The startup raised €25 million (about $32 million) in August 2018.
“I hope that [NT-814] is going to be one those big wins that attracts pharma back into the sector and illustrates the fact that there is potential for true novelty and it is worth investing in some of these young startup biotech companies with good ideas,” Kerr said. “When the floodgates open,” she says, the entire sector will benefit.
First, however, the company is looking for funding for a Phase 3 study.
“Women’s health has really been ignored, and Big Pharma has largely abandoned it and moved on—they still have some old products hanging on, but they’re just not investing in R&D anymore,” said Lynn Seely, Myovant Sciences president and CEO, during an interview at JPM. “There are millions of women suffering with diseases who are in need of better therapies, so we thought that this was an amazing place for us to really take a leadership position.”

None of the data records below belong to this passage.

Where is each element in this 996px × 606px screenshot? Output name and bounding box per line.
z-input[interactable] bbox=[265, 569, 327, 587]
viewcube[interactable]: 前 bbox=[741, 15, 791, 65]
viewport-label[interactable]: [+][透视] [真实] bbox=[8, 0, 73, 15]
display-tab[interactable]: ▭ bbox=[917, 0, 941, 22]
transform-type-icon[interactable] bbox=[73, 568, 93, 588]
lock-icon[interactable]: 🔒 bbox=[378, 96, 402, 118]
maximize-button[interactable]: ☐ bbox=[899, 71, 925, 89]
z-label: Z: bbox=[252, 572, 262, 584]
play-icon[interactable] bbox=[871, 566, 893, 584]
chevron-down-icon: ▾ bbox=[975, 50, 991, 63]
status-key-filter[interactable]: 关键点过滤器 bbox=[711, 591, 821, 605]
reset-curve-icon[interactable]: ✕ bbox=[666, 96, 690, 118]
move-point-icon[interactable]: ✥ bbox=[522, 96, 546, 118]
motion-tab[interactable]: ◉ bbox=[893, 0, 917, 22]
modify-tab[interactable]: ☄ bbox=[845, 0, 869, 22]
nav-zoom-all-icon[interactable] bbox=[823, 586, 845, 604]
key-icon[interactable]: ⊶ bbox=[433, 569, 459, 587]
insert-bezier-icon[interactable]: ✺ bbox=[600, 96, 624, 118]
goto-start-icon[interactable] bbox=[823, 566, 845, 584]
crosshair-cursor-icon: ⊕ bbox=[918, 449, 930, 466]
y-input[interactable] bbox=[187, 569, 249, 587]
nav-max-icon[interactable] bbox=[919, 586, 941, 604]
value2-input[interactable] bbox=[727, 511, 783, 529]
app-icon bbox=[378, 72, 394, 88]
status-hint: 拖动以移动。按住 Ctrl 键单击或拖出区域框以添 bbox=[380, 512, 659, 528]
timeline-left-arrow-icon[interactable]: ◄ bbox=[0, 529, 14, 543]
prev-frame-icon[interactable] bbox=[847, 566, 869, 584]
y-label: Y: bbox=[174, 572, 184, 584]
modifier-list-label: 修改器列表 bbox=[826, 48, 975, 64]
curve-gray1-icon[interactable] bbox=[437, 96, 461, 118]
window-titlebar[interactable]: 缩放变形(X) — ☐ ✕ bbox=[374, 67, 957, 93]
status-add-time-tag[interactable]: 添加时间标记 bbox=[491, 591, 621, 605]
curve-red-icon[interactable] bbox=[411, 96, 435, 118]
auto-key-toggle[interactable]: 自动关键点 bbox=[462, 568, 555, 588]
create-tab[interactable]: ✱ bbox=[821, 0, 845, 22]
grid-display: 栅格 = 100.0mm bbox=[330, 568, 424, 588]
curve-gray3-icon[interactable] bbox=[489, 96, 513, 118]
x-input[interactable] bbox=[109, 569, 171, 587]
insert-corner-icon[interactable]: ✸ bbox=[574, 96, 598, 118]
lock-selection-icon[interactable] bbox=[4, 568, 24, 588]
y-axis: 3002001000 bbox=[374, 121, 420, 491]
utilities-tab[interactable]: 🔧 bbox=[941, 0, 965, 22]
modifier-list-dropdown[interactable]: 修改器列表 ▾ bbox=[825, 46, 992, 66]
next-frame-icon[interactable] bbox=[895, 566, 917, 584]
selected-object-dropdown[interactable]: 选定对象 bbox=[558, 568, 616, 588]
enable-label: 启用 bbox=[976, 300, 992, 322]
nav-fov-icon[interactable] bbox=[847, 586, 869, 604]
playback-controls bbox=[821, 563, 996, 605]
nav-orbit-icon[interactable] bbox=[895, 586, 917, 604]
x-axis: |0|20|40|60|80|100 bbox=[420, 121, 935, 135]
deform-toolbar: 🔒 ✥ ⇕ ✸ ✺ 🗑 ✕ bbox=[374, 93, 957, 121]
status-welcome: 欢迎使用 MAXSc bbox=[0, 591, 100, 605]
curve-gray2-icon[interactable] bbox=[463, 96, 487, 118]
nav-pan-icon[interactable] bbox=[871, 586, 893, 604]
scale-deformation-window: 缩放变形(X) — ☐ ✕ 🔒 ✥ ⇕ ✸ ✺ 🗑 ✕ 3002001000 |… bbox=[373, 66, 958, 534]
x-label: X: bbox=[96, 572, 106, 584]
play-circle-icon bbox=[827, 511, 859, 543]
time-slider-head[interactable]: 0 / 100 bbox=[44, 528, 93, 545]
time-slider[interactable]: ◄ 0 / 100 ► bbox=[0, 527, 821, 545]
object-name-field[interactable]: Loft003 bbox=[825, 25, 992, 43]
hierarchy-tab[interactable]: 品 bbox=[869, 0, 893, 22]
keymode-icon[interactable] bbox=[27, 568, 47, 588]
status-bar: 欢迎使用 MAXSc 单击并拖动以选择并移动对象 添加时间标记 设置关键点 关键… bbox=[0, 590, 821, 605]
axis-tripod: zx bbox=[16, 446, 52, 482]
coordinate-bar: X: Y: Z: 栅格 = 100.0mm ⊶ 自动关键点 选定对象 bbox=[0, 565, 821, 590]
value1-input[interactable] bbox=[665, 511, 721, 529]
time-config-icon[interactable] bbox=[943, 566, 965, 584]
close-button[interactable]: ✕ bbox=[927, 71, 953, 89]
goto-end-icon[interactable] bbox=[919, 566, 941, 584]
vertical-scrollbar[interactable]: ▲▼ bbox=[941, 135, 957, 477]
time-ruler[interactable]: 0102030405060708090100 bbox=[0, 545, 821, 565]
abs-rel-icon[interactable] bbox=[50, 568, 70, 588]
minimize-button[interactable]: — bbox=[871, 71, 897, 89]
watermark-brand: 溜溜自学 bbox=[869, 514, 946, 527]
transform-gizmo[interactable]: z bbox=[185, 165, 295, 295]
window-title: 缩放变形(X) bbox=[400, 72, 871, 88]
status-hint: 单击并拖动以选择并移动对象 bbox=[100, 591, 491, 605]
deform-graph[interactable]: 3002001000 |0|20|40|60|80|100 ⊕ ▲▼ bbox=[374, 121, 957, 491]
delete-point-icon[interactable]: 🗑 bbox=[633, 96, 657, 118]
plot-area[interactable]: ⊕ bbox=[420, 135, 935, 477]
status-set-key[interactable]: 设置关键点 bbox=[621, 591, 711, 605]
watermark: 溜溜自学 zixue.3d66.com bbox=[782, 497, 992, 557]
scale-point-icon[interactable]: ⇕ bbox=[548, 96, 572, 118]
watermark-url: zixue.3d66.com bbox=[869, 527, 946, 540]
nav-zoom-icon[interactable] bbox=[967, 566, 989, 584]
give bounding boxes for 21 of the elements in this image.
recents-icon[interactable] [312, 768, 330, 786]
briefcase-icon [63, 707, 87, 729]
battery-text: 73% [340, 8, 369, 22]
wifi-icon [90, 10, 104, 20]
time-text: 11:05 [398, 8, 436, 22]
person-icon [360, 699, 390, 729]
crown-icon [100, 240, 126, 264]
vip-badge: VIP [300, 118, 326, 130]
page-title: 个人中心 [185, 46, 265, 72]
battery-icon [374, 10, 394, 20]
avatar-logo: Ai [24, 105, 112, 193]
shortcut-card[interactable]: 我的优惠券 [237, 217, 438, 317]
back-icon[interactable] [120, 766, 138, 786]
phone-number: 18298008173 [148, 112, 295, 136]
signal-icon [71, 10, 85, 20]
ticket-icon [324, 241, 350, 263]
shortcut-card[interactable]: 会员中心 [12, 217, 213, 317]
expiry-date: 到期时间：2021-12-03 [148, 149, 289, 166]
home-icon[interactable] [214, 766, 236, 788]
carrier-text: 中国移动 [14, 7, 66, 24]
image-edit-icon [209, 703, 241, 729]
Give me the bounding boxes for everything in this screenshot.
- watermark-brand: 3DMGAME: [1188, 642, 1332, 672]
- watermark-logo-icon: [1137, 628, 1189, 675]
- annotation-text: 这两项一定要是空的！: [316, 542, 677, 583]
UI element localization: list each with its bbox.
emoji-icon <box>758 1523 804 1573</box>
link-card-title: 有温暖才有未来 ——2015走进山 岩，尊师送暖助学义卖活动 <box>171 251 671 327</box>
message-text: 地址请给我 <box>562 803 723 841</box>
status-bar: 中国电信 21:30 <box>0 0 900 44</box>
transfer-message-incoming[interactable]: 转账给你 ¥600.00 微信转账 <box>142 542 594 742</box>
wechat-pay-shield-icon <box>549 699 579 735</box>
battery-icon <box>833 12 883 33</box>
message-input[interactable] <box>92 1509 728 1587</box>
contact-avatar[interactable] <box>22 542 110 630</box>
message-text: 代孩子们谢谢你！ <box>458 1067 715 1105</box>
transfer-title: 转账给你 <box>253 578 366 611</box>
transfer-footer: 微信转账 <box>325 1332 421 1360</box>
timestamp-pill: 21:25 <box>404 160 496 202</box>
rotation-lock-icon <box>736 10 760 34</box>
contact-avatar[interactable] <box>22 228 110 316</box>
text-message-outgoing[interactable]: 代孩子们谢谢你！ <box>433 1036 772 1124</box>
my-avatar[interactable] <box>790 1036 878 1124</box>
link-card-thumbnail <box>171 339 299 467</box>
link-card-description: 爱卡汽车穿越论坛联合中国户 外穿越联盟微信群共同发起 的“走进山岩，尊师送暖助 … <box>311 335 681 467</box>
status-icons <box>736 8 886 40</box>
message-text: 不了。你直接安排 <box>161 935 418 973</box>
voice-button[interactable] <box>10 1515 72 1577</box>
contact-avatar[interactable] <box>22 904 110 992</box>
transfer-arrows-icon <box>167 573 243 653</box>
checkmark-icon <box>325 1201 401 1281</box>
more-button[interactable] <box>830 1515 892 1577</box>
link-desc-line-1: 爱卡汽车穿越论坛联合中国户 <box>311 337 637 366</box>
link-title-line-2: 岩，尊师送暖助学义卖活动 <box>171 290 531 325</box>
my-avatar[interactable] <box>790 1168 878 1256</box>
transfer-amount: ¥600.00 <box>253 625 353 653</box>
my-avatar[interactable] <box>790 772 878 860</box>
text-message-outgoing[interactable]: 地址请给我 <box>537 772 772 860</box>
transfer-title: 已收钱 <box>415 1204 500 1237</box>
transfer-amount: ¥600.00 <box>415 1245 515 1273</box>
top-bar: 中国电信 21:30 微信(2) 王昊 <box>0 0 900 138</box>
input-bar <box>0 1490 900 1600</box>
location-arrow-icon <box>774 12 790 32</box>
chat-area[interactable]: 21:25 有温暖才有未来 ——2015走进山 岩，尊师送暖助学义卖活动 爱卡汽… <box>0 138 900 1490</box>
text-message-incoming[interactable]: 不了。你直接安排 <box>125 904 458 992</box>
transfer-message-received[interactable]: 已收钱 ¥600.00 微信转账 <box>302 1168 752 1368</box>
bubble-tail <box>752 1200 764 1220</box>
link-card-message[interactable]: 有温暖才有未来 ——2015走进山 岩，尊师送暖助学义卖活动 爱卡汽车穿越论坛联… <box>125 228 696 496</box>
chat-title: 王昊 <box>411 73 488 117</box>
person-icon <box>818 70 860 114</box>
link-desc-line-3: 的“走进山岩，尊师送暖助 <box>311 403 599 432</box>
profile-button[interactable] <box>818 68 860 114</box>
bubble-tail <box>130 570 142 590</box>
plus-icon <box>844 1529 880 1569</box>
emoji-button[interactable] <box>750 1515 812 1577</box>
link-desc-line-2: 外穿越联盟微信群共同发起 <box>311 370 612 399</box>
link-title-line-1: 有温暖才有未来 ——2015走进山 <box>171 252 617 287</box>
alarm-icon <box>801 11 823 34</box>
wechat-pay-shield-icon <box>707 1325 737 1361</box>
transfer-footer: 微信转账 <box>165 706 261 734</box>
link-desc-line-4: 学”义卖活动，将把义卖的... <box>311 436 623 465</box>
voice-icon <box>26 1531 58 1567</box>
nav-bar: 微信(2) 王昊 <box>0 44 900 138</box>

This year Brisbane, CA-based Myovant (NASDAQ: MYOV) plans to ask the FDA to review a combination drug including its lead candidate, relogolix, as a treatment for symptoms of uterine fibroids, non-cancerous tumors that develop in the muscular wall of the uterus that can cause heavy and prolonged menstrual bleeding, anemia, and pelvic pain.
The company this year also anticipates reporting results from a late-stage trial of relogolix in patients with symptoms of endometriosis, a painful disorder that can lead to infertility.
Gail Maderis, president and CEO of South San Francisco-based Antiva Biosciences—which is developing a drug to treat a precancerous condition nearly always caused by the human papilloma virus (HPV)—drew a parallel between the rise of the rare disease industry and the potential in women’s health during the Biotech Showcase panel.
“I remember pharma just kind of laughing us out of the room when we [at Genzyme] said we’re developing [a drug] for Gaucher disease,” a rare genetic disorder, she said, speaking on the showcase panel. “Like rare diseases, if we get some successes with some high-value products in the areas of uterine fibroids, and menopause, and beating hot flashes, and endometriosis, and HPV therapeutics, these kinds of higher-value products will create interest and will feed, then, the development cycle of more companies and investors being interested in the sector.”